Saturday, April 6, 2013

Who I Am

I guess there's just something about me and journals. I like to write about the things that happen in my life and this is just another way for me to do that. An electronic journal, something that I haven't quite tried before.

Anyway, I'm Ashley. I'm 20 years old, and a junior in college. I'm married to the love of my life Richard and have been for almost 8 months now. I'm studying SocioCultural Anthropology and hope to study religion and what influences it has on people's lives. I am also taking a language class, Navajo. It's who I am, and I wish to learn how to speak my own language. My dad says that I'm starting to sound Indian again. I am also half Navajo, thanks to my dad. :) That explains my reasons for wanting to study Navajo.
Richard and I

Now there is something that I want to talk about. About 2 days ago, on April 4, I was having my lunch at school when 4 people asked if they could interview me on what my thoughts and views were on Mormonism were. I agreed. You know those times, those stories you hear about how others talk to people who ask them questions about why they are Mormons, or what's the fundamental belief, why do we believe what we believe. These were some of the questions that I was asked. And while this was happening, I learned something about myself. Something that I should have probably learned a long while ago.

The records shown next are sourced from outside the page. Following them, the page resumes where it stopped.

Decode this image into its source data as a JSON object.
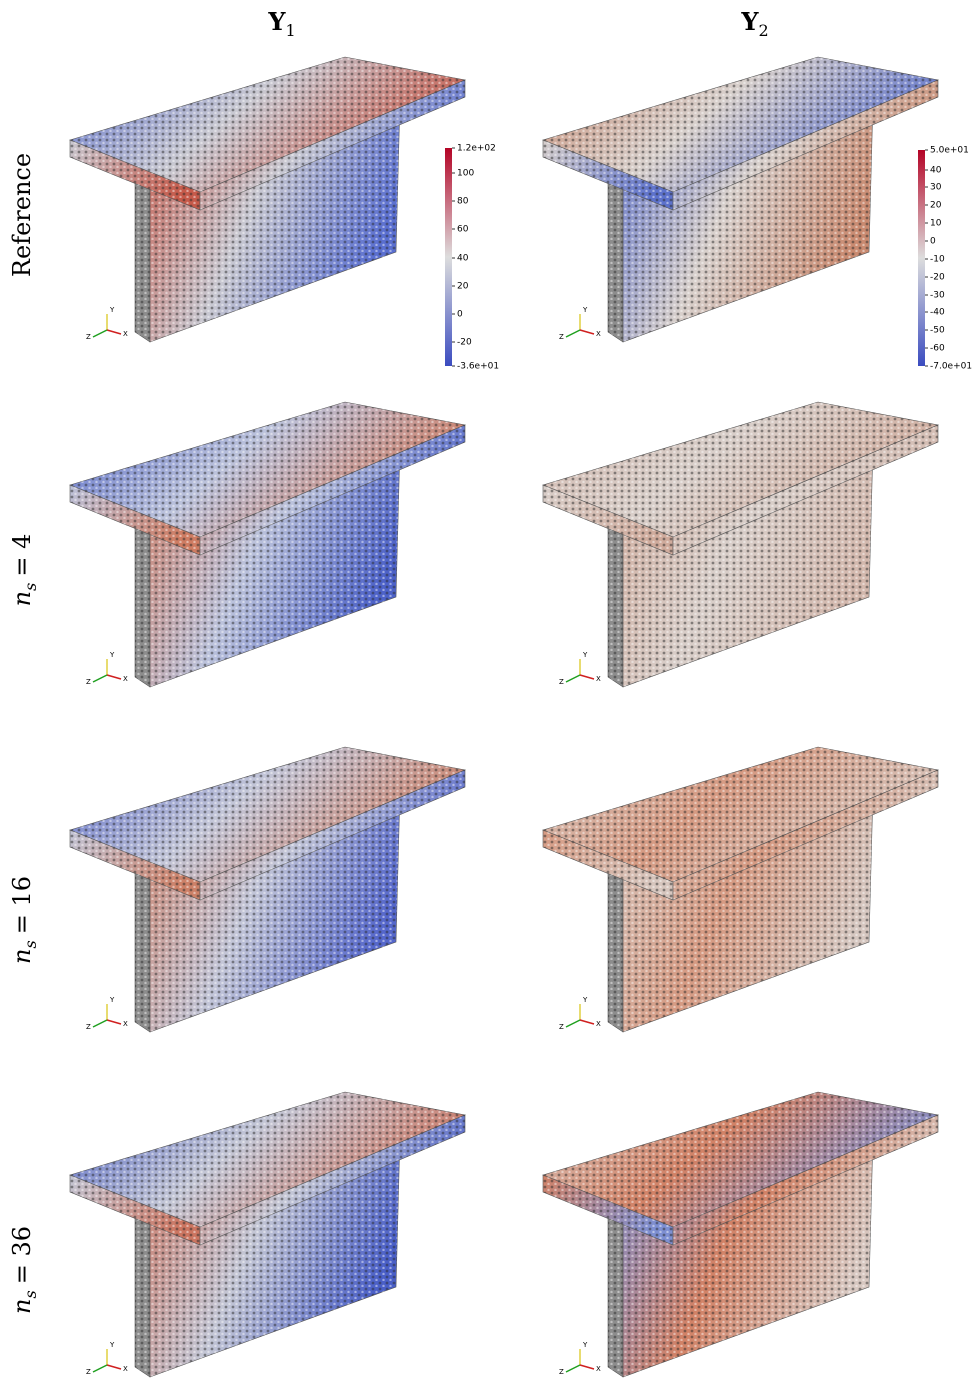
{
  "columns": [
    {
      "symbol": "Y",
      "subscript": "1",
      "colorbar": [
        "1.2e+02",
        "100",
        "80",
        "60",
        "40",
        "20",
        "0",
        "-20",
        "-3.6e+01"
      ]
    },
    {
      "symbol": "Y",
      "subscript": "2",
      "colorbar": [
        "5.0e+01",
        "40",
        "30",
        "20",
        "10",
        "0",
        "-10",
        "-20",
        "-30",
        "-40",
        "-50",
        "-60",
        "-7.0e+01"
      ]
    }
  ],
  "rows": [
    {
      "label": "Reference"
    },
    {
      "variable": "n",
      "subscript": "s",
      "relation": "= 4"
    },
    {
      "variable": "n",
      "subscript": "s",
      "relation": "= 16"
    },
    {
      "variable": "n",
      "subscript": "s",
      "relation": "= 36"
    }
  ],
  "axis_triad": {
    "x": "X",
    "y": "Y",
    "z": "Z"
  }
}
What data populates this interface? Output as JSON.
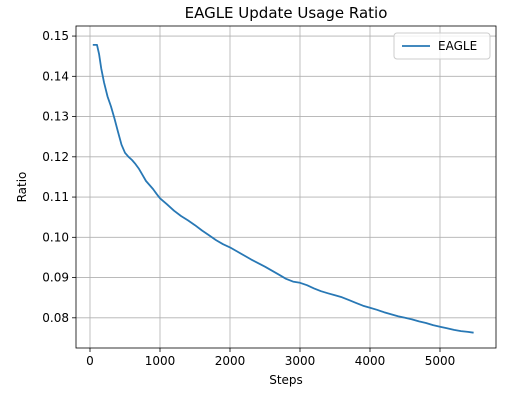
{
  "chart_data": {
    "type": "line",
    "title": "EAGLE Update Usage Ratio",
    "xlabel": "Steps",
    "ylabel": "Ratio",
    "xlim": [
      -200,
      5800
    ],
    "ylim": [
      0.0725,
      0.1525
    ],
    "xticks": [
      0,
      1000,
      2000,
      3000,
      4000,
      5000
    ],
    "yticks": [
      0.08,
      0.09,
      0.1,
      0.11,
      0.12,
      0.13,
      0.14,
      0.15
    ],
    "xtick_labels": [
      "0",
      "1000",
      "2000",
      "3000",
      "4000",
      "5000"
    ],
    "ytick_labels": [
      "0.08",
      "0.09",
      "0.10",
      "0.11",
      "0.12",
      "0.13",
      "0.14",
      "0.15"
    ],
    "grid": true,
    "legend_position": "top-right",
    "series": [
      {
        "name": "EAGLE",
        "color": "#2878b5",
        "x": [
          40,
          100,
          130,
          160,
          200,
          250,
          300,
          350,
          400,
          450,
          500,
          550,
          600,
          650,
          700,
          750,
          800,
          850,
          900,
          950,
          1000,
          1100,
          1200,
          1300,
          1400,
          1500,
          1600,
          1700,
          1800,
          1900,
          2000,
          2100,
          2200,
          2300,
          2400,
          2500,
          2600,
          2700,
          2800,
          2900,
          3000,
          3100,
          3200,
          3300,
          3400,
          3500,
          3600,
          3700,
          3800,
          3900,
          4000,
          4100,
          4200,
          4300,
          4400,
          4500,
          4600,
          4700,
          4800,
          4900,
          5000,
          5100,
          5200,
          5300,
          5400,
          5480
        ],
        "y": [
          0.1478,
          0.1478,
          0.1455,
          0.142,
          0.1385,
          0.135,
          0.1325,
          0.1295,
          0.1262,
          0.123,
          0.121,
          0.12,
          0.1192,
          0.1182,
          0.117,
          0.1155,
          0.114,
          0.113,
          0.112,
          0.1108,
          0.1097,
          0.1082,
          0.1066,
          0.1053,
          0.1042,
          0.103,
          0.1017,
          0.1005,
          0.0993,
          0.0983,
          0.0975,
          0.0965,
          0.0955,
          0.0945,
          0.0936,
          0.0927,
          0.0917,
          0.0907,
          0.0897,
          0.089,
          0.0887,
          0.0881,
          0.0873,
          0.0866,
          0.0861,
          0.0856,
          0.0851,
          0.0844,
          0.0837,
          0.083,
          0.0825,
          0.082,
          0.0814,
          0.0809,
          0.0804,
          0.08,
          0.0796,
          0.0791,
          0.0787,
          0.0782,
          0.0778,
          0.0774,
          0.077,
          0.0767,
          0.0765,
          0.0763
        ]
      }
    ]
  }
}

While I may believe in the gospel and I KNOW it to be true, I am unable to say why I know this to be true. I have had it confirmed to me that The Church of Jesus Christ of Latter-Day-Saints IS TRUE, and I know this in my heart. But if you were to ask me to point out scriptures certain passages, I wouldn't be able to do so. This is what I've learned: I need to actually start studying my scriptures. I know the stories, I know what the messages mean, but I have no idea where in the scriptures I could find a specific scripture to support my beliefs. That's the thing though, I'm not really sure if that's something that I need to be learning. Yes, I should definitely be studying, pondering, and praying about what I study. And I do need to start doing that more, I just need to pay better attention I guess.

Anyway, I did manage to answer their questions well enough I guess. I just wish that I had been able to do better. Anyway, I guess that was my experience that I can share with others, of how I tried to spread the gospel and how I could have done better. I did the best that I could.